The annual "Hamster Trek" from California to Sturgis is a quite impressive sight: some of the finest custom bikes, built for riders who can afford the best, roll along the lonely highways of the West on their way to Sturgis. Sometimes in larger groups (more often in small groups), the riders meet each day at pre-arranged hotels en route, and frequent the local watering holes. In recent years, the hot choppers and low riders were often exchanged for more comfortable rides featuring saddlebags, radios, and fairings, keeping the hot desert wind and sand at bay. Baggers are nothing new to the American custom scene. In fact, some of the Hamsters' founding fathers, such as Arlen Ness, Dave Perewitz, and Donnie Smith, have built baggers for years. It just went unnoticed when other styles got the headlines.
A visit to Fred Kodlin's showroom at Borken, Germany exemplifies just that: lined up like in Arlen Ness' museum are the wildest creations of Fred's career. It's little known that Fred too has a long heritage of building baggers. "Well back in the '80s, we stretched saddlebags and modified touring bikes as we saw it in American magazines," remembers Fred, who also built several baggers from the ground up. Nevertheless, compared with his custom-creations and choppers, the baggers always remained on the sideline.

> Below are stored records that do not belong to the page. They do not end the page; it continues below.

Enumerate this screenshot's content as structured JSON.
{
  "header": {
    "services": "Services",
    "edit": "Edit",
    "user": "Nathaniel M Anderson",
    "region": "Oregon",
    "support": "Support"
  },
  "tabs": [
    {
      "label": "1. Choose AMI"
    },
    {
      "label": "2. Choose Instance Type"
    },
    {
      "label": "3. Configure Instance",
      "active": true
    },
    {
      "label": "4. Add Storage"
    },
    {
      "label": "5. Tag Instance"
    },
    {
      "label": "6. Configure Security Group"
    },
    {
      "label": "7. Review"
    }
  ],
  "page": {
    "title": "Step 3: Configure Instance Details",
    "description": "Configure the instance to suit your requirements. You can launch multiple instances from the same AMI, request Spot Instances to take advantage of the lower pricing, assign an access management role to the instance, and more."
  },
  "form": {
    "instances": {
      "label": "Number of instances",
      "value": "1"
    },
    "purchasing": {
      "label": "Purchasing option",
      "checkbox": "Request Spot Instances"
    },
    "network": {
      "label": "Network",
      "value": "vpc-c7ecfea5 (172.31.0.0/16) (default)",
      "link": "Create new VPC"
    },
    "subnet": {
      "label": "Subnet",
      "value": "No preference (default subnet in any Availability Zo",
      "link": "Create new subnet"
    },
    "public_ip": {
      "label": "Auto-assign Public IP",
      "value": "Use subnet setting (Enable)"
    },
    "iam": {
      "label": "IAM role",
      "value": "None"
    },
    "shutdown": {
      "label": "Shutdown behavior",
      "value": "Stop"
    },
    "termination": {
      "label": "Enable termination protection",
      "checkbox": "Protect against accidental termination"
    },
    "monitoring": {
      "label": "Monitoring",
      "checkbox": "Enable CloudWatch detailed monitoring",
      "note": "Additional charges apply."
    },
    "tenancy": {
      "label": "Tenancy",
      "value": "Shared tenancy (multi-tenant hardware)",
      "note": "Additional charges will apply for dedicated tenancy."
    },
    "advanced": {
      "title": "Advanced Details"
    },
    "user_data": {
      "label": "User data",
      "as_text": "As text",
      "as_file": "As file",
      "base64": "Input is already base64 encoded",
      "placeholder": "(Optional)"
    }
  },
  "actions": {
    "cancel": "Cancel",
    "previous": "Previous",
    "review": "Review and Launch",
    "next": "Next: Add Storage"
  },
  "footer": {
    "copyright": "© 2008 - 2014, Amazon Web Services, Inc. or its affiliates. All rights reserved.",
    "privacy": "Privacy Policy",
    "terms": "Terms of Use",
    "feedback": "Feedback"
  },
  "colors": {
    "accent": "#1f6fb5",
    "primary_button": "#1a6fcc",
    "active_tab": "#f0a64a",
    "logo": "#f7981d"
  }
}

Now Fred has created another touring bike, and like all his other creations, it had to be something special. Starting from scratch with an '09 Street Glide as the solid base, the frame and engine remained almost untouched. Harley-Davidson's new motorcycles offer ridability and performance. The Twin Cam was hopped-up with an Arlen Ness Double Barrel airfilter and Freedom exhaust system. The two-into-one exhaust leaves more luggage space, as only one saddlebag had to be modified for pipe clearance. The stock primary was swapped for a narrow BDL open beltdrive.
More visible is the huge 26-inch front wheel by Couture, equipped with Vee-Rubber's remarkable 120mm front tire, in combination with Fred's own front fairing and the high Bonanza II handlebar in its wide touring version. The seating position is almost like a high-neck chopper. Road visibility in front of the huge wheel is minimal, but that's nothing new to Fred. The instrument panel was completely taken apart for new instruments by Dakota Digital to offer a perfect view even in bright sunlight. Rather than the exhaust system, a Hawg Wired 300-watt four-channel sound system with subwoofer delivers the soundtrack for the ride. It's better for the ears on 600-plus-km day trips anyway. And less boring too.